Figure 8: Java-specific performance, showing low pass@$1$ and pass@o scores for most LLMs.
The error analysis reveals that common failure modes differ by language: AssertionError, AttributeError, and TypeError in Python; Function Call Mismatch, Type Error, and Undeclared Identifier in C++; Syntax and Type Errors in Java, C#, PHP, and JavaScript. These errors reflect both syntactic limitations and insufficient semantic understanding of OOP constructs.
Prompting strategies have a significant impact: few-shot prompting yields substantial improvements (up to 94% relative gain in pass@$1$ for Qwen2.5-14b-Instruct in Python), while zero-shot CoT prompting provides moderate gains in select languages.
Increasing the number of test cases leads to more reliable evaluation, with performance scores stabilizing only after 15–18 test cases per problem.
Figure 9: Branch coverage increases with the number of test cases, plateauing at 18, justifying the benchmark's test case design.

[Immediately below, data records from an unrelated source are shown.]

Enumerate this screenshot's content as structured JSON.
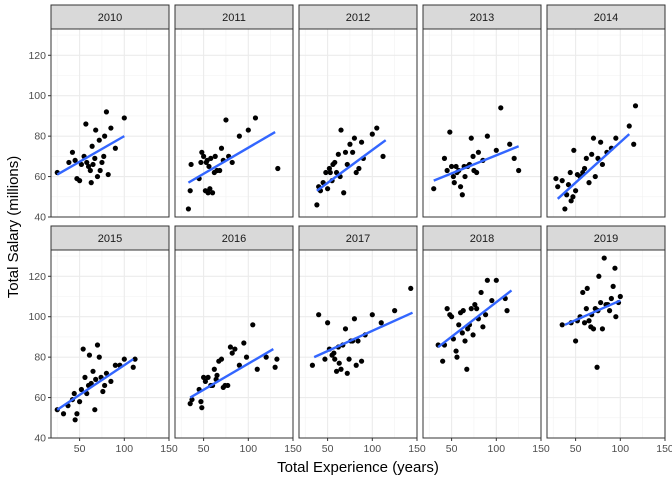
{
  "chart_data": {
    "type": "scatter",
    "facet_layout": "2 rows x 5 columns",
    "xlabel": "Total Experience (years)",
    "ylabel": "Total Salary (millions)",
    "xlim": [
      18,
      150
    ],
    "ylim": [
      40,
      133
    ],
    "x_ticks": [
      50,
      100,
      150
    ],
    "y_ticks": [
      40,
      60,
      80,
      100,
      120
    ],
    "x_tick_labels": [
      "50",
      "100",
      "150"
    ],
    "y_tick_labels": [
      "40",
      "60",
      "80",
      "100",
      "120"
    ],
    "grid": true,
    "point_color": "#000000",
    "fit_line_color": "#3366FF",
    "strip_fill": "#D9D9D9",
    "panels": [
      {
        "label": "2010",
        "fit": {
          "x1": 25,
          "y1": 61,
          "x2": 100,
          "y2": 80
        },
        "points": [
          [
            25,
            62
          ],
          [
            38,
            67
          ],
          [
            42,
            72
          ],
          [
            45,
            68
          ],
          [
            47,
            59
          ],
          [
            50,
            58
          ],
          [
            52,
            66
          ],
          [
            55,
            70
          ],
          [
            57,
            86
          ],
          [
            58,
            67
          ],
          [
            60,
            65
          ],
          [
            62,
            63
          ],
          [
            63,
            57
          ],
          [
            64,
            75
          ],
          [
            65,
            66
          ],
          [
            67,
            69
          ],
          [
            68,
            83
          ],
          [
            70,
            60
          ],
          [
            72,
            78
          ],
          [
            73,
            63
          ],
          [
            75,
            67
          ],
          [
            77,
            70
          ],
          [
            78,
            80
          ],
          [
            80,
            92
          ],
          [
            82,
            61
          ],
          [
            85,
            84
          ],
          [
            90,
            74
          ],
          [
            100,
            89
          ]
        ]
      },
      {
        "label": "2011",
        "fit": {
          "x1": 33,
          "y1": 57,
          "x2": 130,
          "y2": 82
        },
        "points": [
          [
            33,
            44
          ],
          [
            35,
            53
          ],
          [
            36,
            66
          ],
          [
            45,
            59
          ],
          [
            47,
            67
          ],
          [
            48,
            72
          ],
          [
            50,
            70
          ],
          [
            52,
            53
          ],
          [
            53,
            67
          ],
          [
            54,
            68
          ],
          [
            55,
            52
          ],
          [
            56,
            65
          ],
          [
            57,
            54
          ],
          [
            58,
            69
          ],
          [
            60,
            52
          ],
          [
            62,
            62
          ],
          [
            63,
            70
          ],
          [
            65,
            63
          ],
          [
            68,
            63
          ],
          [
            70,
            74
          ],
          [
            72,
            68
          ],
          [
            75,
            88
          ],
          [
            78,
            70
          ],
          [
            82,
            67
          ],
          [
            90,
            80
          ],
          [
            100,
            83
          ],
          [
            108,
            89
          ],
          [
            133,
            64
          ]
        ]
      },
      {
        "label": "2012",
        "fit": {
          "x1": 38,
          "y1": 53,
          "x2": 115,
          "y2": 78
        },
        "points": [
          [
            38,
            46
          ],
          [
            40,
            55
          ],
          [
            42,
            53
          ],
          [
            45,
            57
          ],
          [
            48,
            62
          ],
          [
            50,
            54
          ],
          [
            52,
            64
          ],
          [
            53,
            62
          ],
          [
            55,
            58
          ],
          [
            56,
            66
          ],
          [
            58,
            67
          ],
          [
            60,
            62
          ],
          [
            62,
            71
          ],
          [
            64,
            60
          ],
          [
            65,
            83
          ],
          [
            68,
            52
          ],
          [
            70,
            72
          ],
          [
            72,
            66
          ],
          [
            75,
            76
          ],
          [
            78,
            72
          ],
          [
            80,
            79
          ],
          [
            82,
            62
          ],
          [
            85,
            64
          ],
          [
            88,
            77
          ],
          [
            90,
            69
          ],
          [
            100,
            81
          ],
          [
            105,
            84
          ],
          [
            112,
            70
          ]
        ]
      },
      {
        "label": "2013",
        "fit": {
          "x1": 30,
          "y1": 58,
          "x2": 125,
          "y2": 75
        },
        "points": [
          [
            30,
            54
          ],
          [
            42,
            69
          ],
          [
            45,
            63
          ],
          [
            48,
            82
          ],
          [
            50,
            65
          ],
          [
            52,
            60
          ],
          [
            53,
            57
          ],
          [
            55,
            65
          ],
          [
            56,
            62
          ],
          [
            58,
            63
          ],
          [
            60,
            55
          ],
          [
            62,
            51
          ],
          [
            64,
            65
          ],
          [
            65,
            60
          ],
          [
            68,
            65
          ],
          [
            70,
            66
          ],
          [
            72,
            79
          ],
          [
            74,
            70
          ],
          [
            75,
            63
          ],
          [
            78,
            62
          ],
          [
            80,
            72
          ],
          [
            85,
            68
          ],
          [
            90,
            80
          ],
          [
            100,
            73
          ],
          [
            105,
            94
          ],
          [
            115,
            76
          ],
          [
            120,
            69
          ],
          [
            125,
            63
          ]
        ]
      },
      {
        "label": "2014",
        "fit": {
          "x1": 30,
          "y1": 49,
          "x2": 110,
          "y2": 81
        },
        "points": [
          [
            28,
            59
          ],
          [
            30,
            55
          ],
          [
            35,
            58
          ],
          [
            38,
            44
          ],
          [
            40,
            51
          ],
          [
            42,
            56
          ],
          [
            44,
            62
          ],
          [
            45,
            48
          ],
          [
            47,
            50
          ],
          [
            48,
            73
          ],
          [
            50,
            53
          ],
          [
            52,
            61
          ],
          [
            55,
            60
          ],
          [
            58,
            62
          ],
          [
            60,
            64
          ],
          [
            62,
            69
          ],
          [
            65,
            57
          ],
          [
            68,
            71
          ],
          [
            70,
            79
          ],
          [
            72,
            60
          ],
          [
            75,
            69
          ],
          [
            78,
            77
          ],
          [
            80,
            66
          ],
          [
            85,
            72
          ],
          [
            90,
            74
          ],
          [
            95,
            79
          ],
          [
            110,
            85
          ],
          [
            115,
            76
          ],
          [
            117,
            95
          ]
        ]
      },
      {
        "label": "2015",
        "fit": {
          "x1": 25,
          "y1": 54,
          "x2": 110,
          "y2": 79
        },
        "points": [
          [
            25,
            54
          ],
          [
            32,
            52
          ],
          [
            37,
            56
          ],
          [
            42,
            59
          ],
          [
            44,
            62
          ],
          [
            45,
            49
          ],
          [
            47,
            52
          ],
          [
            50,
            58
          ],
          [
            52,
            64
          ],
          [
            54,
            84
          ],
          [
            56,
            70
          ],
          [
            58,
            62
          ],
          [
            60,
            66
          ],
          [
            61,
            81
          ],
          [
            63,
            67
          ],
          [
            65,
            73
          ],
          [
            67,
            54
          ],
          [
            68,
            69
          ],
          [
            70,
            86
          ],
          [
            72,
            80
          ],
          [
            74,
            70
          ],
          [
            76,
            63
          ],
          [
            78,
            66
          ],
          [
            80,
            72
          ],
          [
            85,
            68
          ],
          [
            90,
            76
          ],
          [
            95,
            76
          ],
          [
            100,
            79
          ],
          [
            110,
            75
          ],
          [
            112,
            79
          ]
        ]
      },
      {
        "label": "2016",
        "fit": {
          "x1": 35,
          "y1": 60,
          "x2": 128,
          "y2": 84
        },
        "points": [
          [
            35,
            57
          ],
          [
            37,
            59
          ],
          [
            45,
            64
          ],
          [
            47,
            58
          ],
          [
            48,
            55
          ],
          [
            50,
            70
          ],
          [
            52,
            68
          ],
          [
            55,
            70
          ],
          [
            58,
            66
          ],
          [
            60,
            66
          ],
          [
            62,
            74
          ],
          [
            64,
            69
          ],
          [
            65,
            71
          ],
          [
            67,
            78
          ],
          [
            70,
            79
          ],
          [
            72,
            65
          ],
          [
            74,
            66
          ],
          [
            77,
            66
          ],
          [
            80,
            85
          ],
          [
            82,
            82
          ],
          [
            85,
            84
          ],
          [
            90,
            76
          ],
          [
            95,
            87
          ],
          [
            98,
            80
          ],
          [
            105,
            96
          ],
          [
            110,
            74
          ],
          [
            120,
            80
          ],
          [
            130,
            75
          ],
          [
            132,
            79
          ]
        ]
      },
      {
        "label": "2017",
        "fit": {
          "x1": 35,
          "y1": 80,
          "x2": 145,
          "y2": 102
        },
        "points": [
          [
            33,
            76
          ],
          [
            40,
            101
          ],
          [
            47,
            79
          ],
          [
            50,
            97
          ],
          [
            52,
            84
          ],
          [
            55,
            81
          ],
          [
            57,
            82
          ],
          [
            58,
            79
          ],
          [
            60,
            73
          ],
          [
            62,
            85
          ],
          [
            63,
            77
          ],
          [
            65,
            74
          ],
          [
            67,
            86
          ],
          [
            70,
            94
          ],
          [
            72,
            72
          ],
          [
            74,
            79
          ],
          [
            76,
            88
          ],
          [
            78,
            88
          ],
          [
            80,
            99
          ],
          [
            82,
            76
          ],
          [
            84,
            88
          ],
          [
            88,
            78
          ],
          [
            92,
            91
          ],
          [
            100,
            101
          ],
          [
            110,
            97
          ],
          [
            125,
            103
          ],
          [
            143,
            114
          ]
        ]
      },
      {
        "label": "2018",
        "fit": {
          "x1": 35,
          "y1": 85,
          "x2": 117,
          "y2": 113
        },
        "points": [
          [
            35,
            86
          ],
          [
            40,
            78
          ],
          [
            42,
            86
          ],
          [
            45,
            104
          ],
          [
            48,
            101
          ],
          [
            50,
            100
          ],
          [
            52,
            89
          ],
          [
            55,
            83
          ],
          [
            56,
            80
          ],
          [
            58,
            96
          ],
          [
            60,
            102
          ],
          [
            62,
            92
          ],
          [
            63,
            103
          ],
          [
            65,
            88
          ],
          [
            67,
            74
          ],
          [
            68,
            94
          ],
          [
            70,
            96
          ],
          [
            72,
            104
          ],
          [
            74,
            91
          ],
          [
            76,
            106
          ],
          [
            78,
            104
          ],
          [
            80,
            99
          ],
          [
            83,
            112
          ],
          [
            85,
            95
          ],
          [
            88,
            101
          ],
          [
            90,
            118
          ],
          [
            95,
            108
          ],
          [
            100,
            118
          ],
          [
            110,
            109
          ],
          [
            112,
            103
          ]
        ]
      },
      {
        "label": "2019",
        "fit": {
          "x1": 38,
          "y1": 96,
          "x2": 100,
          "y2": 108
        },
        "points": [
          [
            35,
            96
          ],
          [
            45,
            97
          ],
          [
            50,
            88
          ],
          [
            52,
            98
          ],
          [
            55,
            100
          ],
          [
            58,
            112
          ],
          [
            60,
            97
          ],
          [
            62,
            104
          ],
          [
            63,
            114
          ],
          [
            65,
            98
          ],
          [
            67,
            95
          ],
          [
            68,
            101
          ],
          [
            70,
            94
          ],
          [
            72,
            104
          ],
          [
            74,
            75
          ],
          [
            75,
            103
          ],
          [
            76,
            120
          ],
          [
            78,
            107
          ],
          [
            80,
            94
          ],
          [
            82,
            129
          ],
          [
            84,
            106
          ],
          [
            86,
            106
          ],
          [
            88,
            103
          ],
          [
            90,
            109
          ],
          [
            92,
            115
          ],
          [
            94,
            124
          ],
          [
            95,
            100
          ],
          [
            98,
            107
          ],
          [
            100,
            110
          ]
        ]
      }
    ]
  }
}
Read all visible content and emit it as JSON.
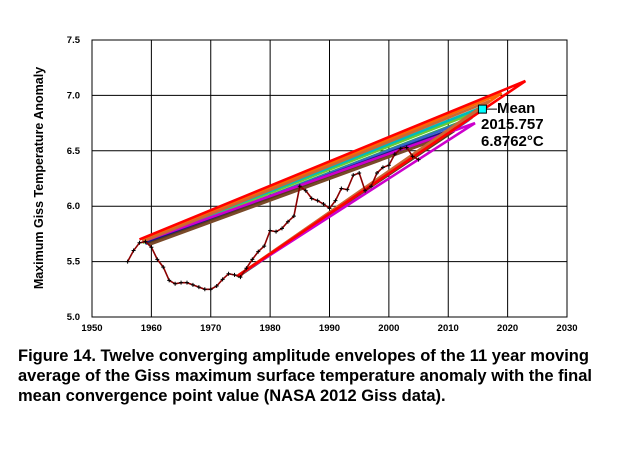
{
  "chart_data": {
    "type": "line",
    "title": "",
    "ylabel": "Maximum Giss Temperature Anomaly",
    "xlabel": "",
    "xlim": [
      1950,
      2030
    ],
    "ylim": [
      5.0,
      7.5
    ],
    "x_ticks": [
      "1950",
      "1960",
      "1970",
      "1980",
      "1990",
      "2000",
      "2010",
      "2020",
      "2030"
    ],
    "y_ticks": [
      "5.0",
      "5.5",
      "6.0",
      "6.5",
      "7.0",
      "7.5"
    ],
    "grid": true,
    "series": [
      {
        "type": "moving_average",
        "color": "#8b0000",
        "x": [
          1956,
          1957,
          1958,
          1959,
          1960,
          1961,
          1962,
          1963,
          1964,
          1965,
          1966,
          1967,
          1968,
          1969,
          1970,
          1971,
          1972,
          1973,
          1974,
          1975,
          1976,
          1977,
          1978,
          1979,
          1980,
          1981,
          1982,
          1983,
          1984,
          1985,
          1986,
          1987,
          1988,
          1989,
          1990,
          1991,
          1992,
          1993,
          1994,
          1995,
          1996,
          1997,
          1998,
          1999,
          2000,
          2001,
          2002,
          2003,
          2004,
          2005
        ],
        "y": [
          5.5,
          5.6,
          5.67,
          5.68,
          5.63,
          5.52,
          5.45,
          5.33,
          5.3,
          5.31,
          5.31,
          5.29,
          5.27,
          5.25,
          5.25,
          5.28,
          5.34,
          5.39,
          5.38,
          5.36,
          5.44,
          5.52,
          5.59,
          5.64,
          5.78,
          5.77,
          5.8,
          5.86,
          5.91,
          6.18,
          6.14,
          6.07,
          6.05,
          6.02,
          5.98,
          6.05,
          6.16,
          6.15,
          6.28,
          6.3,
          6.14,
          6.18,
          6.3,
          6.35,
          6.37,
          6.47,
          6.52,
          6.53,
          6.45,
          6.42
        ]
      },
      {
        "type": "envelope",
        "color": "#00cc00",
        "x": [
          1958.5,
          2015.757,
          1974.5
        ],
        "y": [
          5.69,
          6.8762,
          5.37
        ]
      },
      {
        "type": "envelope",
        "color": "#66cc33",
        "x": [
          1958.5,
          2015.2,
          1974.5
        ],
        "y": [
          5.67,
          6.86,
          5.37
        ]
      },
      {
        "type": "envelope",
        "color": "#33aa55",
        "x": [
          1959.0,
          2014.0,
          1974.5
        ],
        "y": [
          5.66,
          6.8,
          5.36
        ]
      },
      {
        "type": "envelope",
        "color": "#00bbbb",
        "x": [
          1958.5,
          2016.0,
          1975.0
        ],
        "y": [
          5.68,
          6.9,
          5.38
        ]
      },
      {
        "type": "envelope",
        "color": "#3366cc",
        "x": [
          1959.0,
          2013.5,
          1975.0
        ],
        "y": [
          5.66,
          6.78,
          5.38
        ]
      },
      {
        "type": "envelope",
        "color": "#1a1a80",
        "x": [
          1959.0,
          2012.0,
          1974.5
        ],
        "y": [
          5.67,
          6.72,
          5.37
        ]
      },
      {
        "type": "envelope",
        "color": "#5a3a1a",
        "x": [
          1959.5,
          2011.0,
          1974.5
        ],
        "y": [
          5.66,
          6.68,
          5.37
        ]
      },
      {
        "type": "envelope",
        "color": "#7a4a2a",
        "x": [
          1959.5,
          2009.0,
          1975.0
        ],
        "y": [
          5.65,
          6.62,
          5.38
        ]
      },
      {
        "type": "envelope",
        "color": "#cc00cc",
        "x": [
          1958.5,
          2014.5,
          1974.5
        ],
        "y": [
          5.68,
          6.75,
          5.37
        ]
      },
      {
        "type": "envelope",
        "color": "#ff6600",
        "x": [
          1958.5,
          2019.0,
          1974.5
        ],
        "y": [
          5.69,
          7.02,
          5.37
        ]
      },
      {
        "type": "envelope",
        "color": "#cc6633",
        "x": [
          1958.5,
          2017.0,
          1974.5
        ],
        "y": [
          5.68,
          6.95,
          5.37
        ]
      },
      {
        "type": "envelope",
        "color": "#ff0000",
        "x": [
          1958.0,
          2023.0,
          1974.5
        ],
        "y": [
          5.7,
          7.13,
          5.37
        ]
      }
    ],
    "mean_point": {
      "x": 2015.757,
      "y": 6.8762,
      "color": "#00ffff"
    },
    "annotation": {
      "line1": "Mean",
      "line2": "2015.757",
      "line3": "6.8762",
      "unit": "°C"
    }
  },
  "caption": "Figure 14.  Twelve converging amplitude envelopes of the 11 year moving average of the Giss maximum surface temperature anomaly with the final mean convergence point value (NASA 2012 Giss data)."
}
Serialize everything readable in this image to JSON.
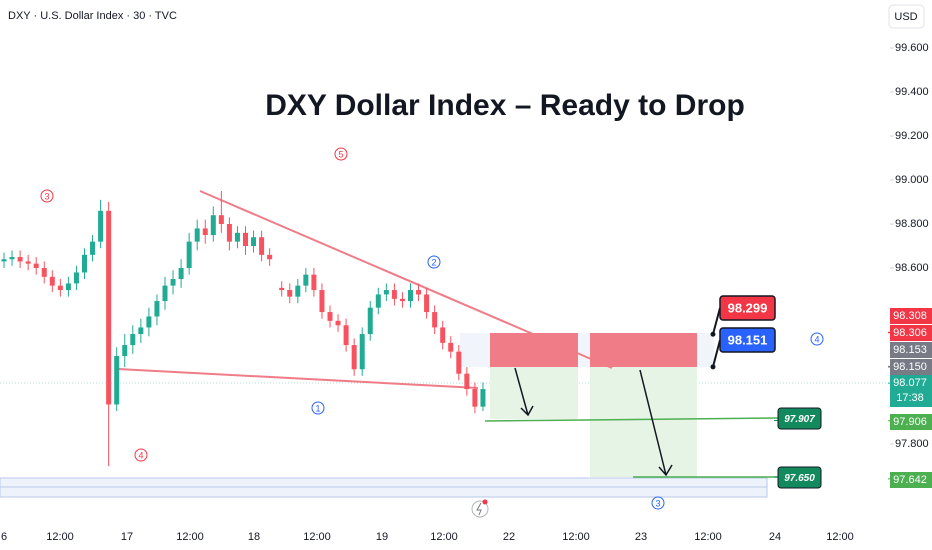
{
  "header": "DXY · U.S. Dollar Index · 30 · TVC",
  "currency": "USD",
  "chart_data": {
    "type": "candlestick",
    "title": "DXY Dollar Index – Ready to Drop",
    "ylim": [
      97.455,
      99.818
    ],
    "yticks": [
      {
        "value": 99.6,
        "label": "99.600"
      },
      {
        "value": 99.4,
        "label": "99.400"
      },
      {
        "value": 99.2,
        "label": "99.200"
      },
      {
        "value": 99.0,
        "label": "99.000"
      },
      {
        "value": 98.8,
        "label": "98.800"
      },
      {
        "value": 98.6,
        "label": "98.600"
      },
      {
        "value": 97.8,
        "label": "97.800"
      }
    ],
    "x_labels": [
      "6",
      "12:00",
      "17",
      "12:00",
      "18",
      "12:00",
      "19",
      "12:00",
      "22",
      "12:00",
      "23",
      "12:00",
      "24",
      "12:00"
    ],
    "up_color": "#22ab94",
    "down_color": "#f7525f",
    "candles": {
      "open": [
        98.63,
        98.64,
        98.65,
        98.63,
        98.62,
        98.6,
        98.56,
        98.52,
        98.5,
        98.53,
        98.58,
        98.66,
        98.72,
        98.86,
        97.98,
        98.2,
        98.25,
        98.3,
        98.33,
        98.38,
        98.45,
        98.52,
        98.55,
        98.6,
        98.72,
        98.78,
        98.75,
        98.84,
        98.8,
        98.72,
        98.76,
        98.7,
        98.74,
        98.66,
        98.51,
        98.5,
        98.47,
        98.52,
        98.57,
        98.5,
        98.4,
        98.36,
        98.34,
        98.25,
        98.14,
        98.3,
        98.42,
        98.48,
        98.5,
        98.46,
        98.45,
        98.5,
        98.48,
        98.4,
        98.33,
        98.26,
        98.22,
        98.12,
        98.05,
        97.97
      ],
      "high": [
        98.67,
        98.68,
        98.68,
        98.66,
        98.65,
        98.63,
        98.59,
        98.55,
        98.56,
        98.61,
        98.69,
        98.75,
        98.91,
        98.9,
        98.24,
        98.3,
        98.34,
        98.37,
        98.42,
        98.48,
        98.56,
        98.59,
        98.64,
        98.76,
        98.82,
        98.82,
        98.88,
        98.95,
        98.83,
        98.79,
        98.79,
        98.77,
        98.77,
        98.69,
        98.54,
        98.53,
        98.55,
        98.6,
        98.6,
        98.53,
        98.43,
        98.39,
        98.37,
        98.28,
        98.33,
        98.45,
        98.51,
        98.53,
        98.53,
        98.49,
        98.53,
        98.53,
        98.51,
        98.43,
        98.36,
        98.29,
        98.25,
        98.15,
        98.08,
        98.08
      ],
      "low": [
        98.6,
        98.61,
        98.6,
        98.59,
        98.57,
        98.53,
        98.49,
        98.47,
        98.47,
        98.5,
        98.55,
        98.63,
        98.69,
        97.7,
        97.95,
        98.15,
        98.21,
        98.26,
        98.29,
        98.34,
        98.41,
        98.48,
        98.51,
        98.57,
        98.68,
        98.71,
        98.72,
        98.76,
        98.68,
        98.69,
        98.66,
        98.67,
        98.63,
        98.61,
        98.47,
        98.44,
        98.44,
        98.49,
        98.47,
        98.37,
        98.33,
        98.31,
        98.22,
        98.11,
        98.11,
        98.27,
        98.39,
        98.45,
        98.43,
        98.42,
        98.42,
        98.45,
        98.37,
        98.3,
        98.23,
        98.19,
        98.09,
        98.02,
        97.94,
        97.95
      ],
      "close": [
        98.64,
        98.65,
        98.63,
        98.62,
        98.6,
        98.56,
        98.52,
        98.5,
        98.53,
        98.58,
        98.66,
        98.72,
        98.86,
        97.98,
        98.2,
        98.25,
        98.3,
        98.33,
        98.38,
        98.45,
        98.52,
        98.55,
        98.6,
        98.72,
        98.78,
        98.75,
        98.84,
        98.8,
        98.72,
        98.76,
        98.7,
        98.74,
        98.66,
        98.64,
        98.5,
        98.47,
        98.52,
        98.57,
        98.5,
        98.4,
        98.36,
        98.34,
        98.25,
        98.14,
        98.3,
        98.42,
        98.48,
        98.5,
        98.46,
        98.45,
        98.5,
        98.48,
        98.4,
        98.33,
        98.26,
        98.22,
        98.12,
        98.05,
        97.97,
        98.05
      ]
    },
    "price_labels": [
      {
        "value": 98.308,
        "label": "98.308",
        "color": "#f23645"
      },
      {
        "value": 98.306,
        "label": "98.306",
        "color": "#f23645"
      },
      {
        "value": 98.153,
        "label": "98.153",
        "color": "#787b86"
      },
      {
        "value": 98.15,
        "label": "98.150",
        "color": "#787b86"
      },
      {
        "value": 98.077,
        "label": "98.077",
        "color": "#22ab94"
      },
      {
        "value": 97.906,
        "label": "97.906",
        "color": "#4caf50"
      },
      {
        "value": 97.642,
        "label": "97.642",
        "color": "#4caf50"
      }
    ],
    "countdown": "17:38",
    "callouts": [
      {
        "value": 98.299,
        "label": "98.299",
        "color": "#f23645"
      },
      {
        "value": 98.151,
        "label": "98.151",
        "color": "#2962ff"
      },
      {
        "value": 97.907,
        "label": "97.907",
        "color": "#138a5e"
      },
      {
        "value": 97.65,
        "label": "97.650",
        "color": "#138a5e"
      }
    ],
    "waves": [
      {
        "label": "5",
        "color": "#f23645"
      },
      {
        "label": "3",
        "color": "#f23645"
      },
      {
        "label": "2",
        "color": "#2962ff"
      },
      {
        "label": "1",
        "color": "#2962ff"
      },
      {
        "label": "4",
        "color": "#f23645"
      },
      {
        "label": "4",
        "color": "#2962ff"
      },
      {
        "label": "3",
        "color": "#2962ff"
      }
    ]
  }
}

Implications and Future Directions
The MultiOOP benchmark exposes critical limitations in current LLMs' ability to generalize OOP code generation across languages and to faithfully implement OOP concepts. The lack of correlation between language popularity and LLM performance suggests that training data diversity and quality are more influential than real-world usage frequency. The persistent gap between pass@k and pass@o scores highlights the need for models that not only generate syntactically valid code but also adhere to user-specified structural requirements.
Practically, MultiOOP provides a robust, contamination-resistant framework for evaluating LLMs in realistic, multilingual OOP scenarios. The automated test case generation and rigorous metric design set a new standard for benchmark reliability and comprehensiveness.
Theoretically, the results suggest that further advances in LLM architecture, training data curation, and cross-language representation learning are required to close the gap in OOP code generation. Future work should focus on expanding the benchmark to additional languages, increasing task complexity, and developing models with explicit structural reasoning capabilities.
Conclusion
The MultiOOP benchmark represents a significant step toward fair, multilingual, and conceptually rigorous evaluation of LLMs in object-oriented code generation. The findings demonstrate that current LLMs are far from mastering OOP across languages, with strong language biases and conceptual gaps. The benchmark's design and results will inform future research on LLM training, evaluation, and deployment in software engineering contexts, and highlight the need for models that can robustly generalize OOP principles in diverse programming environments.